Proposée par le député-rapporteur libéral Émile Ollivier elle modifia les articles 414, 415, 416 du code pénal et abolit le délit de coalition, dont résulte l’abrogation de la loi Le Chapelier du 14 juin 1791.

Le nouvel article 414 mentionne : « Sera puni d’un emprisonnement de six jours à trois ans et d’une amende de 16 fr. à 3 000 fr, ou de l’une de ces deux peines seulement, quiconque, à l’aide de violences, voies de fait, manœuvres frauduleuses, aura amené ou maintenu, tenté d’amener ou de maintenir une cessation concertée de travail, dans le but de forcer la hausse ou la baisse des salaires ou de porter atteinte au libre exercice de l’industrie ou du travail. »
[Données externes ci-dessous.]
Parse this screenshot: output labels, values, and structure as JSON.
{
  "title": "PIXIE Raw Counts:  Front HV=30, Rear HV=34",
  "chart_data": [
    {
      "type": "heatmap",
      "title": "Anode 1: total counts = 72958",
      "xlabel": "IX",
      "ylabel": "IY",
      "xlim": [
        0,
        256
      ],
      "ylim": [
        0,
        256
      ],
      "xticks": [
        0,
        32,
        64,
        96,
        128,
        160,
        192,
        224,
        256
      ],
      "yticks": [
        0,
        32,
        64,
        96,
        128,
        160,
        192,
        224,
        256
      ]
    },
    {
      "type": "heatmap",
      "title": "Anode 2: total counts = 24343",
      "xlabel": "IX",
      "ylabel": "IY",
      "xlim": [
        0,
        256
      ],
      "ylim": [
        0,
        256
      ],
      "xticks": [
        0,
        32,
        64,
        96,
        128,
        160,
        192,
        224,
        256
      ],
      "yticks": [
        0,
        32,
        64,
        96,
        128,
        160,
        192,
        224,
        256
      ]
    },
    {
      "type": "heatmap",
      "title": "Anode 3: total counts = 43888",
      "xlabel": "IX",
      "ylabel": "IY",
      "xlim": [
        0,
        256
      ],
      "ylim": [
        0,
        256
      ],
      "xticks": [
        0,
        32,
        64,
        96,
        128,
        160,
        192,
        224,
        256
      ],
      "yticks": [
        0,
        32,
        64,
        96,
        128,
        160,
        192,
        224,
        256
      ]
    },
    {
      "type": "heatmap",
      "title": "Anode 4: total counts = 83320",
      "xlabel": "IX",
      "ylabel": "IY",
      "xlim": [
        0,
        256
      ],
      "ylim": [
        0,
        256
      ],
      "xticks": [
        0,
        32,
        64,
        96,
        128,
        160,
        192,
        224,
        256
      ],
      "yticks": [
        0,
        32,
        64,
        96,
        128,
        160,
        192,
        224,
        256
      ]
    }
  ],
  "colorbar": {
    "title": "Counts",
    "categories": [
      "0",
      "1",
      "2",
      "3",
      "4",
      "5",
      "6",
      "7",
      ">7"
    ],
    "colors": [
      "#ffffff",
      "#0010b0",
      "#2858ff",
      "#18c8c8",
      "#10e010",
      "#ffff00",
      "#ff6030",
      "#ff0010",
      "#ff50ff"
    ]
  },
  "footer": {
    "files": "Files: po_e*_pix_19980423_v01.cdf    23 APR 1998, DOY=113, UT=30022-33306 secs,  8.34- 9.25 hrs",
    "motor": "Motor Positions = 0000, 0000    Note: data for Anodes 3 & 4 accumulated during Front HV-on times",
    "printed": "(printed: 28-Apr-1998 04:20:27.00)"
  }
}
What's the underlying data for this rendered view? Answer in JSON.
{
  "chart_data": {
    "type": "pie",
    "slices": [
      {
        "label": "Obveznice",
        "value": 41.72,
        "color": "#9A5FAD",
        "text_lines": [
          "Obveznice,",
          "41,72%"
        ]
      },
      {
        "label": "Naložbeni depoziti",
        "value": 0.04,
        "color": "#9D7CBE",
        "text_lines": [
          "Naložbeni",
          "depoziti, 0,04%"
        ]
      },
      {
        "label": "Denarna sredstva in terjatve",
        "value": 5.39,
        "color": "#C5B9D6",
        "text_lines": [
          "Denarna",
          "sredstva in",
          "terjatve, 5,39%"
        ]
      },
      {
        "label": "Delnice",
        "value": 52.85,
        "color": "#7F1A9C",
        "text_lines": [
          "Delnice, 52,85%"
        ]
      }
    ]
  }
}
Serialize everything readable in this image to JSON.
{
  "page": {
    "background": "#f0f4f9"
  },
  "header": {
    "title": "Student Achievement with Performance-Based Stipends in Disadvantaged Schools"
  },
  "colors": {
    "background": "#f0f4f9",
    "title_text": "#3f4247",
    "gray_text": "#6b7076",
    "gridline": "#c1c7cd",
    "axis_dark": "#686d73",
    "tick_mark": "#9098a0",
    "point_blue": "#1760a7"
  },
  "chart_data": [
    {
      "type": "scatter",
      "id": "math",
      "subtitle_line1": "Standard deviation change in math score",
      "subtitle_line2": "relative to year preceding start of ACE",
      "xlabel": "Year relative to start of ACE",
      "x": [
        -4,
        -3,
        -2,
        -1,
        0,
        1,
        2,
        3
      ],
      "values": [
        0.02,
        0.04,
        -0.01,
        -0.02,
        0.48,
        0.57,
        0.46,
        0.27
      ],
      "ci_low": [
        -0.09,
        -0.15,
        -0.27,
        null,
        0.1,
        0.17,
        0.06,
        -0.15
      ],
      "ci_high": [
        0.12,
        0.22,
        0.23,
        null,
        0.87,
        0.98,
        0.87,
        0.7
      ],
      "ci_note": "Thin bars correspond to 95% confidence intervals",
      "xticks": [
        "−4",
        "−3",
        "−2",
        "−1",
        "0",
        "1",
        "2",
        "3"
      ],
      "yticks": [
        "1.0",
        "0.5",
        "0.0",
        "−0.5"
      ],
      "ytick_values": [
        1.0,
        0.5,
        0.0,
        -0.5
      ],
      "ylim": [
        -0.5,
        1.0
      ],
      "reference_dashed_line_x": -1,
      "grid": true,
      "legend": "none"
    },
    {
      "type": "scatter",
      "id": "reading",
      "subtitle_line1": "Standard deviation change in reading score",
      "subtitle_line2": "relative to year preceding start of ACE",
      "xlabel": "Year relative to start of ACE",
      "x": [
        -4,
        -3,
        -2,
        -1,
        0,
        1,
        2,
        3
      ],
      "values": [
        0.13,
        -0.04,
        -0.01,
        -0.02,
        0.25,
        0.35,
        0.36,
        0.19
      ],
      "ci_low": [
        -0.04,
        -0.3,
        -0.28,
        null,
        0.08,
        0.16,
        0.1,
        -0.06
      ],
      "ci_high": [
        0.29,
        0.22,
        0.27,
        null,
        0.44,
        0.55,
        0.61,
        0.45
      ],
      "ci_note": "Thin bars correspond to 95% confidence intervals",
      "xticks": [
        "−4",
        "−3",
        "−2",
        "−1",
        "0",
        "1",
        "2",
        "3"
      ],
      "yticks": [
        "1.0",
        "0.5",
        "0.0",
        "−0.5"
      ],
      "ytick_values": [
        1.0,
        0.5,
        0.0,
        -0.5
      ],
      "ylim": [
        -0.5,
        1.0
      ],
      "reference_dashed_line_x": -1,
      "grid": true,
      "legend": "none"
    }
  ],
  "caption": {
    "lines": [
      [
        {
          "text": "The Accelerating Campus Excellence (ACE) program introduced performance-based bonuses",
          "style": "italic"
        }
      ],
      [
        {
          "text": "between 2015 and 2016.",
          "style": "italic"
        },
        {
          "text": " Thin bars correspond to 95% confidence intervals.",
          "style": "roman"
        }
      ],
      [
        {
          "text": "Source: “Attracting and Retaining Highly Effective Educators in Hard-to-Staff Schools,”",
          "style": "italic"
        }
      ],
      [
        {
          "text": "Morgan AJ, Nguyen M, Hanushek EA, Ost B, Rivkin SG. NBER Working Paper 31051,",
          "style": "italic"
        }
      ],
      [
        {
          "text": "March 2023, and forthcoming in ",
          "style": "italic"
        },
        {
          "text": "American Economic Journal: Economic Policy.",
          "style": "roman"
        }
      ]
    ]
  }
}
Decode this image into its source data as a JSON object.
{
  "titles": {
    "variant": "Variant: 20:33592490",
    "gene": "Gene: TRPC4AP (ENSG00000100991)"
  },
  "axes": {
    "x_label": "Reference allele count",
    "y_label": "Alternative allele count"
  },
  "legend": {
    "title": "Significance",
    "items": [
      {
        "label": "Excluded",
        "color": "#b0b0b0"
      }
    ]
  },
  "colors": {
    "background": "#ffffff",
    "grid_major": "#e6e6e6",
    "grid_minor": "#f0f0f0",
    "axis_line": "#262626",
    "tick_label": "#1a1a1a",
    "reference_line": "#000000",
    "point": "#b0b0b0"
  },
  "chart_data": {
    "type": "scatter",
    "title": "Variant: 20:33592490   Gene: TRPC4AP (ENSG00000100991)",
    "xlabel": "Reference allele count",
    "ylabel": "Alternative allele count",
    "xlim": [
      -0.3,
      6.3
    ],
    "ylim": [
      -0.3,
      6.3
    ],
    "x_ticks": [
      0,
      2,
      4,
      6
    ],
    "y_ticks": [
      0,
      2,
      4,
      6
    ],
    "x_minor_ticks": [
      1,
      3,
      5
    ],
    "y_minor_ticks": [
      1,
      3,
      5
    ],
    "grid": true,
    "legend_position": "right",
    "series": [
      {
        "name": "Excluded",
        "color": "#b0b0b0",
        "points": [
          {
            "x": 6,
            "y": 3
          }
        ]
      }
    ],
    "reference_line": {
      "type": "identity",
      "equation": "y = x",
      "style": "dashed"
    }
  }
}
Sous respect de conditions, la grève devient possible. Cette loi, comme le financement du déplacement d’une délégation d’ouvriers à l’Exposition universelle de 1862 à Londres, manifeste d’une volonté de Napoléon III de créer un lien entre le régime et les ouvriers.

[4La loi Waldeck-Rousseau (21 mars 1864)

est relative à la création des syndicats professionnels et porte le nom du ministre de l’Intérieur républicain Pierre Waldeck-Rousseau qui la fit voter. Elle autorise la mise en place de syndicats en France, abroge la loi Le Chapelier et fixe leurs domaines de compétence. Ce texte vise tous les groupements professionnels et non les seuls syndicats de salariés.

Elle fait suite à la loi Ollivier du Second Empire du 25 mai 1864 supprimant le délit de coalition.